Clockwork Phoenix: Tales of Beauty and Strangeness
Page 20
He has turned toward me. He holds out his hands to show that they are empty.
“I want to die,” he says. “Even here, I can’t get rid of . . . I can’t go on. I have a perfect memory; I remember everything I have ever done, whether awake or in my dreams. All I want now is death . . . at your hands—”
“No, no,” Suvarna says to him. “Don’t talk like that. I won’t let anyone kill you.” She holds his arm, trying to pull him away. Her voice rises in a scream. “Don’t let him kill you! I’ll be all alone!”
“She thinks it will get better with time,” he says to me, ignoring her. “But I want to end it more than anything. I have had not a moment—not one moment of peace. Six times I tried to kill myself, and six times she prevented me.”
He turns to her: “Foolish Suvarna, we are all ‘all alone.’ I can’t allow you to interfere this time. Now go away and let me die.”
He pushes her suddenly and violently, throwing her across the room. She lies against the far wall in a huddle, staring at him with wide, shocked eyes.

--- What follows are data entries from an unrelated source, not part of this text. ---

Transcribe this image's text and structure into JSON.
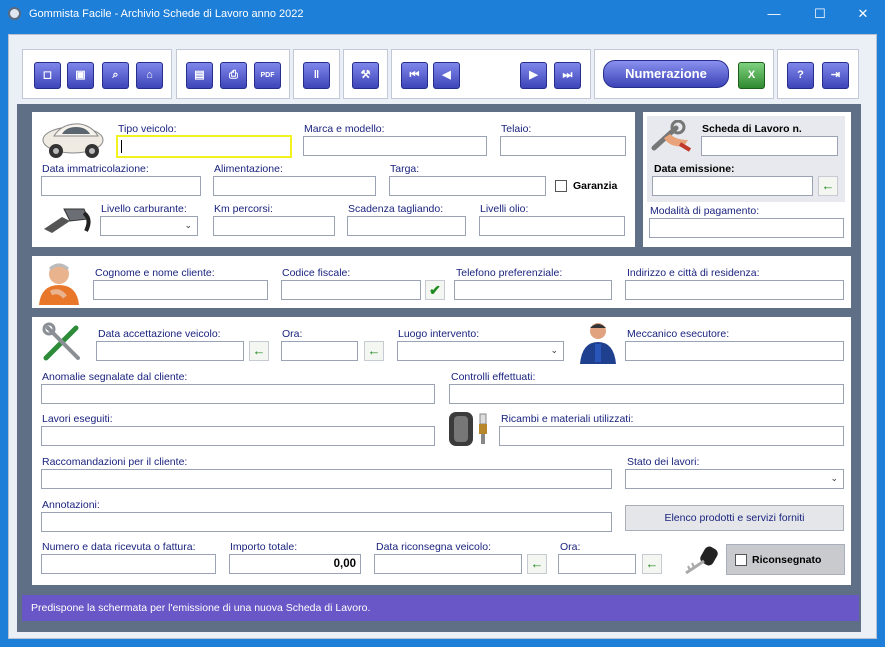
{
  "window": {
    "title": "Gommista Facile - Archivio Schede di Lavoro anno 2022",
    "minimize": "—",
    "maximize": "☐",
    "close": "✕"
  },
  "toolbar": {
    "new_icon": "new-document-icon",
    "save_icon": "floppy-disk-icon",
    "search_icon": "magnifier-icon",
    "reset_icon": "home-icon",
    "preview_icon": "preview-icon",
    "print_icon": "printer-icon",
    "pdf_icon": "pdf-icon",
    "attach_icon": "paperclip-icon",
    "tools_icon": "tools-icon",
    "first_icon": "first-record-icon",
    "prev_icon": "previous-record-icon",
    "next_icon": "next-record-icon",
    "last_icon": "last-record-icon",
    "numerazione_label": "Numerazione",
    "excel_icon": "excel-icon",
    "help_icon": "help-icon",
    "exit_icon": "exit-icon",
    "glyph_new": "◻",
    "glyph_save": "▣",
    "glyph_search": "⌕",
    "glyph_home": "⌂",
    "glyph_preview": "▤",
    "glyph_print": "⎙",
    "glyph_pdf": "PDF",
    "glyph_attach": "‖",
    "glyph_tools": "⚒",
    "glyph_first": "⏮",
    "glyph_prev": "◀",
    "glyph_next": "▶",
    "glyph_last": "⏭",
    "glyph_excel": "X",
    "glyph_help": "?",
    "glyph_exit": "⇥"
  },
  "vehicle": {
    "tipo_label": "Tipo veicolo:",
    "tipo_value": "",
    "marca_label": "Marca e modello:",
    "marca_value": "",
    "telaio_label": "Telaio:",
    "telaio_value": "",
    "immatricolazione_label": "Data immatricolazione:",
    "immatricolazione_value": "",
    "alimentazione_label": "Alimentazione:",
    "alimentazione_value": "",
    "targa_label": "Targa:",
    "targa_value": "",
    "garanzia_label": "Garanzia",
    "carburante_label": "Livello carburante:",
    "carburante_value": "",
    "km_label": "Km percorsi:",
    "km_value": "",
    "tagliando_label": "Scadenza tagliando:",
    "tagliando_value": "",
    "olio_label": "Livelli olio:",
    "olio_value": ""
  },
  "scheda": {
    "numero_label": "Scheda di Lavoro n.",
    "numero_value": "",
    "emissione_label": "Data emissione:",
    "emissione_value": "",
    "pagamento_label": "Modalità di pagamento:",
    "pagamento_value": ""
  },
  "cliente": {
    "nome_label": "Cognome e nome cliente:",
    "nome_value": "",
    "cf_label": "Codice fiscale:",
    "cf_value": "",
    "telefono_label": "Telefono preferenziale:",
    "telefono_value": "",
    "indirizzo_label": "Indirizzo e città di residenza:",
    "indirizzo_value": ""
  },
  "lavoro": {
    "accettazione_label": "Data accettazione veicolo:",
    "accettazione_value": "",
    "ora_label": "Ora:",
    "ora_value": "",
    "luogo_label": "Luogo intervento:",
    "luogo_value": "",
    "meccanico_label": "Meccanico esecutore:",
    "meccanico_value": "",
    "anomalie_label": "Anomalie segnalate dal cliente:",
    "anomalie_value": "",
    "controlli_label": "Controlli effettuati:",
    "controlli_value": "",
    "eseguiti_label": "Lavori eseguiti:",
    "eseguiti_value": "",
    "ricambi_label": "Ricambi e materiali utilizzati:",
    "ricambi_value": "",
    "raccomandazioni_label": "Raccomandazioni per il cliente:",
    "raccomandazioni_value": "",
    "stato_label": "Stato dei lavori:",
    "stato_value": "",
    "annotazioni_label": "Annotazioni:",
    "annotazioni_value": "",
    "elenco_button": "Elenco prodotti e servizi forniti",
    "ricevuta_label": "Numero e data ricevuta o fattura:",
    "ricevuta_value": "",
    "importo_label": "Importo totale:",
    "importo_value": "0,00",
    "riconsegna_label": "Data riconsegna veicolo:",
    "riconsegna_value": "",
    "ora2_label": "Ora:",
    "ora2_value": "",
    "riconsegnato_label": "Riconsegnato"
  },
  "status": {
    "text": "Predispone la schermata per l'emissione di una nuova Scheda di Lavoro."
  },
  "colors": {
    "accent": "#1e7fd8",
    "status_bar": "#6a57c7",
    "focus": "#f2f21e",
    "button_blue": "#3d45b8",
    "arrow_green": "#1f8a1f"
  },
  "glyphs": {
    "arrow_left": "←",
    "check": "✔",
    "chevron": "⌄"
  }
}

“Death is not what I had in mind,” I say, coming closer. “Death would be too good for you, Hirasor.” I bring my armored hands up to his throat. He stands in front of me, not resisting, waiting. For a moment I think it is the old dream again, him and me at each other’s throats at the world’s end, but it is all going wrong. His wild eyes beg me for death. He shudders violently. I dig my claws into his neck, feel the pulse of the machine that he is, prepare myself to rip him half to death, to say the Word that will condemn him to perpetual hell, a hair’s-breadth short of death. “Please, please, hurry” he begs, half-choking, not understanding what it is I am giving him.
I cannot do it. This pathetic being—Hirasor, destroyer of worlds! He is no adversary. He sickens me.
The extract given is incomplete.